We are witnessing a dramatic decline in global biodiversity, which has severe ramifications for natural resource management, food security, and ecosystem services that are crucial to human health (Watson et al., 2019) . If we want to take effective conservation action we must understand where different species live. In ecology, this problem is known as species distribution modeling (SDM) (Elith & Leathwick, 2009) . Ideally we would have up-to-date global SDMs for all species. Unfortunately, we only have SDMs for a relatively small number of species and locations. A key obstacle is that most SDM methods are incompatible with the most common form of species data. An SDM must predict whether a species is present or absent at any location given spatially sparse observation records.
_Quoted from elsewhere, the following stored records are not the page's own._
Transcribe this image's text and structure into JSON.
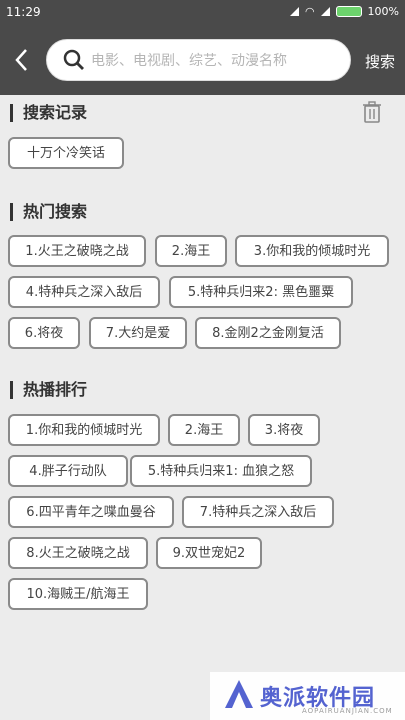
{
  "status_bar": {
    "time": "11:29",
    "battery": "100%"
  },
  "header": {
    "search_placeholder": "电影、电视剧、综艺、动漫名称",
    "search_button": "搜索"
  },
  "history": {
    "title": "搜索记录",
    "items": [
      "十万个冷笑话"
    ]
  },
  "hot": {
    "title": "热门搜索",
    "items": [
      "1.火王之破晓之战",
      "2.海王",
      "3.你和我的倾城时光",
      "4.特种兵之深入敌后",
      "5.特种兵归来2: 黑色噩粟",
      "6.将夜",
      "7.大约是爱",
      "8.金刚2之金刚复活"
    ]
  },
  "ranking": {
    "title": "热播排行",
    "items": [
      "1.你和我的倾城时光",
      "2.海王",
      "3.将夜",
      "4.胖子行动队",
      "5.特种兵归来1: 血狼之怒",
      "6.四平青年之喋血曼谷",
      "7.特种兵之深入敌后",
      "8.火王之破晓之战",
      "9.双世宠妃2",
      "10.海贼王/航海王"
    ]
  },
  "watermark": {
    "text": "奥派软件园",
    "sub": "AOPAIRUANJIAN.COM"
  },
  "colors": {
    "header": "#4a4a4a",
    "battery": "#6dd36d",
    "brand": "#4c5ccf"
  }
}
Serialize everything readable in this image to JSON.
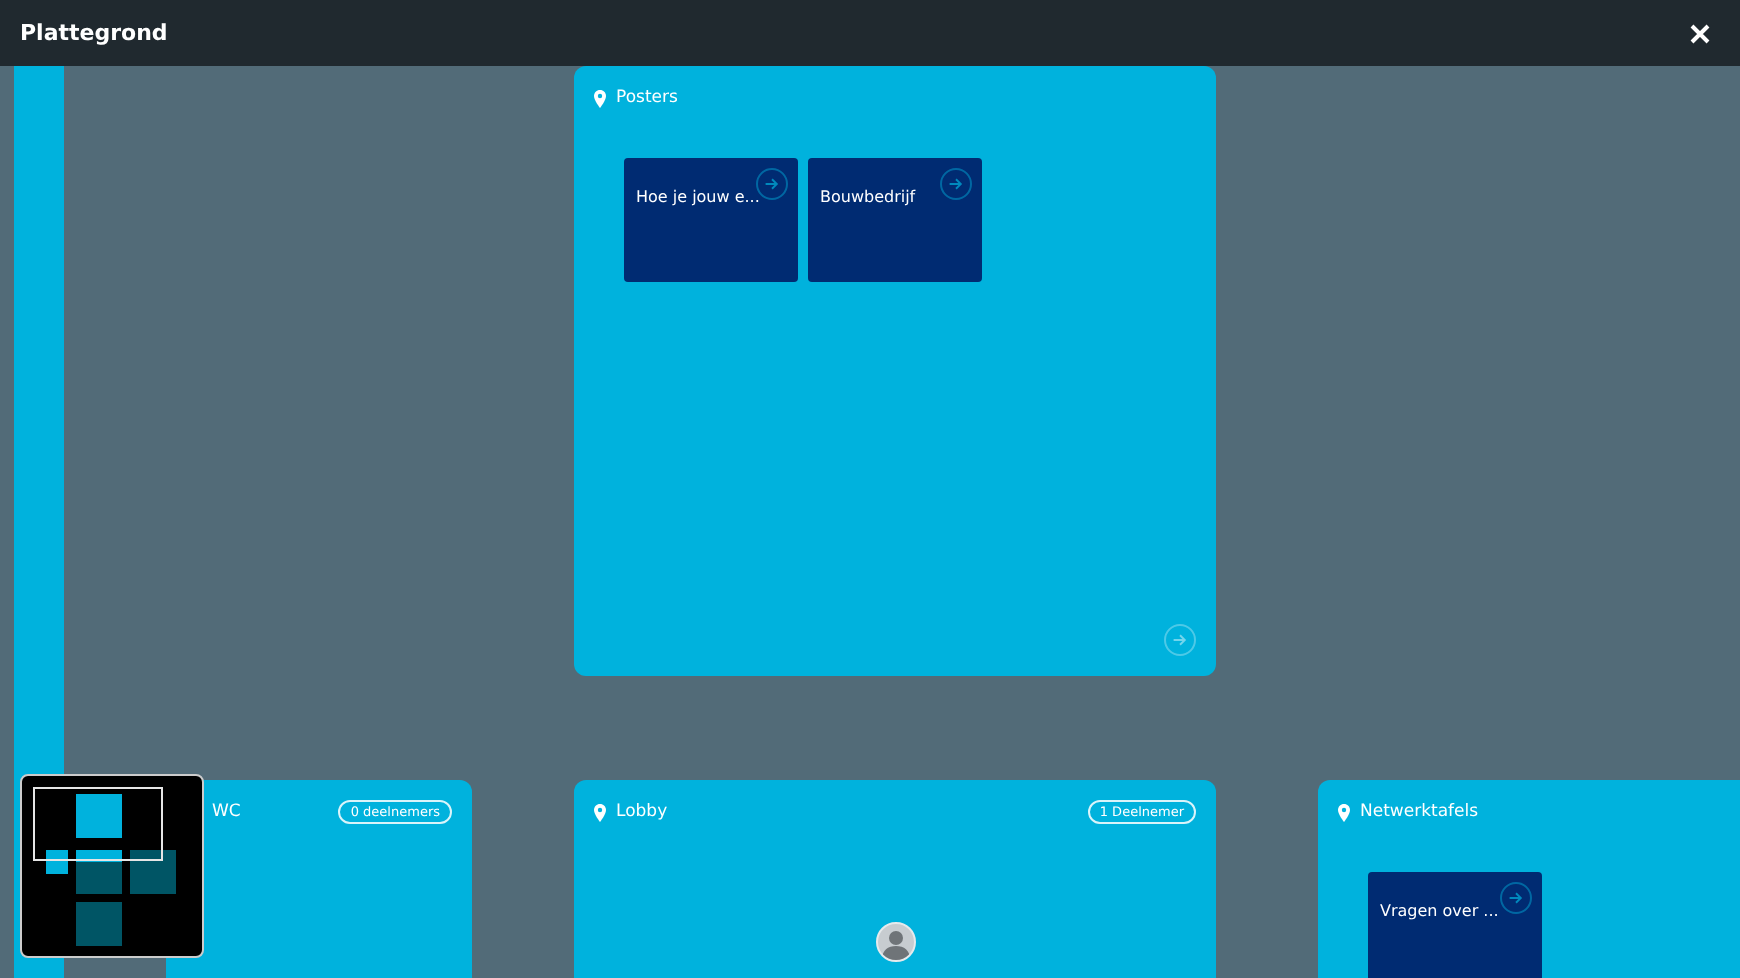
{
  "window": {
    "title": "Plattegrond"
  },
  "rooms": [
    {
      "name": "Posters",
      "pin": true,
      "sessions": [
        {
          "title": "Hoe je jouw e..."
        },
        {
          "title": "Bouwbedrijf"
        }
      ],
      "more_button": true
    },
    {
      "name": "WC",
      "pin": false,
      "badge": "0 deelnemers"
    },
    {
      "name": "Lobby",
      "pin": true,
      "badge": "1 Deelnemer",
      "participants": [
        {
          "kind": "avatar"
        }
      ]
    },
    {
      "name": "Netwerktafels",
      "pin": true,
      "sessions": [
        {
          "title": "Vragen over ..."
        }
      ]
    }
  ]
}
With a sufficient amount of presence-absence data -records of where a species has been observed to occur and where it has been confirmed to be absent -this problem can be approached using standard methods from machine learning and statistics (Beery et al., 2021) . 1Most SDM methods require presence-absence data. Unfortunately, presence-absence data is scarce due to the difficulty of verifying that a species is absent from an area. Presence-only data -which consists only of locations where a species has been observed, with no confirmed absences -is much more abundant. For instance, at the end of 2022 the iNaturalist community science platform (iNa) had collected over 70M observations across 300k species, all of which is presence-only data. Though presence-only data is not without drawbacks (Hastie & Fithian, 2013) , it is important to develop SDM methods that can take advantage of this vast supply of data. Deep learning is currently one of our best tools for making use of large-scale datasets. Deep neural networks also have a key advantage over many prior SDM methods because they can jointly learn the distribution of many species in the same model (Chen et al., 2017; Tang et al., 2018; Mac Aodha et al., 2019) . By learning representations that share information across species, the models can make improved predictions (Chen et al., 2017) . However, the majority of these deep learning approaches need presence-absence data for training, which prevents them from scaling beyond the small number of species and regions for which sufficient presence-absence data is available.



The term "presence-absence" should not be taken to convey absolute certainty about whether a species is present or absent. False absences and, to a lesser extent, false presences are a serious concern in SDM(MacKenzie et al., 2002; Guillera-Arroita, 2017).